Und schon bald werden an dem großen Holztisch Anekdoten aus
der Vergangenheit ausgetauscht.
Von der Fahrt nach Frankreich in einem alten Renault, der
einem von ihnen gehörte und der vor Paris eine Panne hatte.
Oder von einer anderen Reise über Luxemburg, bei der das
Auto von den damaligen luxemburgischen Zollbeamten zerlegt wurde - in der
Überzeugung unter dem langhaarigen Abschaum in diesem alten R4 Drogen zu
finden. Drogen, -die nicht da waren.
Und wie zum Erstaunen der Zöllner alles sorgfältig auf einem
großen Laken ausgebreitet war - eine Sorgfalt, die Zöllner von ihrer
üblichen Klientel überhaupt nicht erwarten.
Das ehemalige Schulgebäude strahlt noch immer die Präsenz
seines letzten Bewohners aus.
In der kleinen Veranda, die als Büro dient, liegen noch
immer die Pläne für die Renovierung, die Dietrich als Schreiner ganz allein
durchgeführt hat.
An den Wänden hängen noch die handgeschriebenen Aufkleber
mit den verschiedenen Richtlinien für Gäste.

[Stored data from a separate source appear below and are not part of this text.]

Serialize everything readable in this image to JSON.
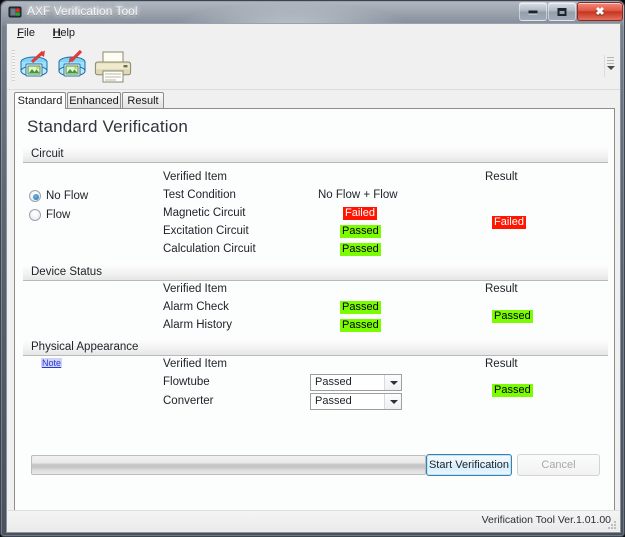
{
  "window": {
    "title": "AXF Verification Tool",
    "icon": "app-shield-icon",
    "buttons": {
      "minimize": "minimize-icon",
      "maximize": "maximize-icon",
      "close": "close-icon"
    }
  },
  "menubar": {
    "items": [
      {
        "label": "File"
      },
      {
        "label": "Help"
      }
    ]
  },
  "toolbar": {
    "buttons": [
      {
        "name": "load-database-button",
        "icon": "database-import-icon"
      },
      {
        "name": "save-database-button",
        "icon": "database-export-icon"
      },
      {
        "name": "print-button",
        "icon": "printer-icon"
      }
    ],
    "overflow": "toolbar-overflow-icon"
  },
  "tabs": [
    {
      "label": "Standard",
      "active": true
    },
    {
      "label": "Enhanced",
      "active": false
    },
    {
      "label": "Result",
      "active": false
    }
  ],
  "page": {
    "title": "Standard Verification"
  },
  "columns": {
    "verified_item": "Verified Item",
    "result": "Result"
  },
  "sections": {
    "circuit": {
      "title": "Circuit",
      "flow_options": [
        {
          "label": "No Flow",
          "selected": true
        },
        {
          "label": "Flow",
          "selected": false
        }
      ],
      "test_condition_label": "Test Condition",
      "test_condition_value": "No Flow + Flow",
      "rows": [
        {
          "label": "Magnetic Circuit",
          "status": "Failed",
          "state": "fail"
        },
        {
          "label": "Excitation Circuit",
          "status": "Passed",
          "state": "pass"
        },
        {
          "label": "Calculation Circuit",
          "status": "Passed",
          "state": "pass"
        }
      ],
      "result": {
        "status": "Failed",
        "state": "fail"
      }
    },
    "device_status": {
      "title": "Device Status",
      "rows": [
        {
          "label": "Alarm Check",
          "status": "Passed",
          "state": "pass"
        },
        {
          "label": "Alarm History",
          "status": "Passed",
          "state": "pass"
        }
      ],
      "result": {
        "status": "Passed",
        "state": "pass"
      }
    },
    "physical_appearance": {
      "title": "Physical Appearance",
      "note_link": "Note",
      "rows": [
        {
          "label": "Flowtube",
          "value": "Passed"
        },
        {
          "label": "Converter",
          "value": "Passed"
        }
      ],
      "result": {
        "status": "Passed",
        "state": "pass"
      }
    }
  },
  "actions": {
    "start_label": "Start Verification",
    "cancel_label": "Cancel",
    "progress_value": 0
  },
  "statusbar": {
    "version_text": "Verification Tool Ver.1.01.00"
  },
  "colors": {
    "pass_bg": "#7cfc00",
    "fail_bg": "#ff1500",
    "accent": "#3c7fb1",
    "link": "#2b3ad6"
  }
}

Im ersten Stock befinden sich sechs perfekt eingerichtete
Schlafzimmer, die ebenso gut wieder genutzt werden könnten.
Dietrich selbst lebte im Nebengebäude eher beengt, obwohl in
der Alten Schule selbst viel Platz war.
Doch der Dachboden des Anbaus entpuppt sich
überraschenderweise als "Heuboden" mit sechs Heuboxen, die für
Schulklassen gedacht waren.
Die Idee schien anzukommen: Junge Menschen im 21.
Jahrhundert sind sehr empfänglich für die Romantik des Schlafens auf einem
Heubett - einem Bettgestell, das nur die Ältesten unter uns noch aus einer sehr
fernen Vergangenheit kennen.
Hinter den Gebäuden befindet sich eine Wiese, die als
kleiner Campingplatz dient.
An den Außenwänden hängt noch immer die Tarifliste, obwohl
seit zwei Jahren kein Gast mehr eingetragen wurde.
Dietrich ist auf dem Dorffriedhof begraben. Ein sehr persönliches Grab, mit Wolf Biermanns Steine-Lied als Epitaph - ein Lied, das vielleicht die letzten Jahre des verstorbenen Freundes ausdrückt:
Steine
Steine Steine Steine, mein Lieb, und Steine
Alle meine
Wahrheiten sind mir ja
Steine
geworden:
Steine im
Weg und
Steine in
der Kehle und
Stein auf
der Seele und
Stein in der
Brust, in den
Leeren, den
wehrenden Händen:
Steine
Steine Steine, meine Liebe, nur Steine
Die vier Freunde stehen vor dem Grab. Jeder denkt an die
alten Zeiten zurück. Mit etwas Wehmut, ja.
Aber erstaunt und glücklich, dass die Freundschaft 50 Jahre
überdauert hat.
Und das ist ein unglaubliches Gefühl.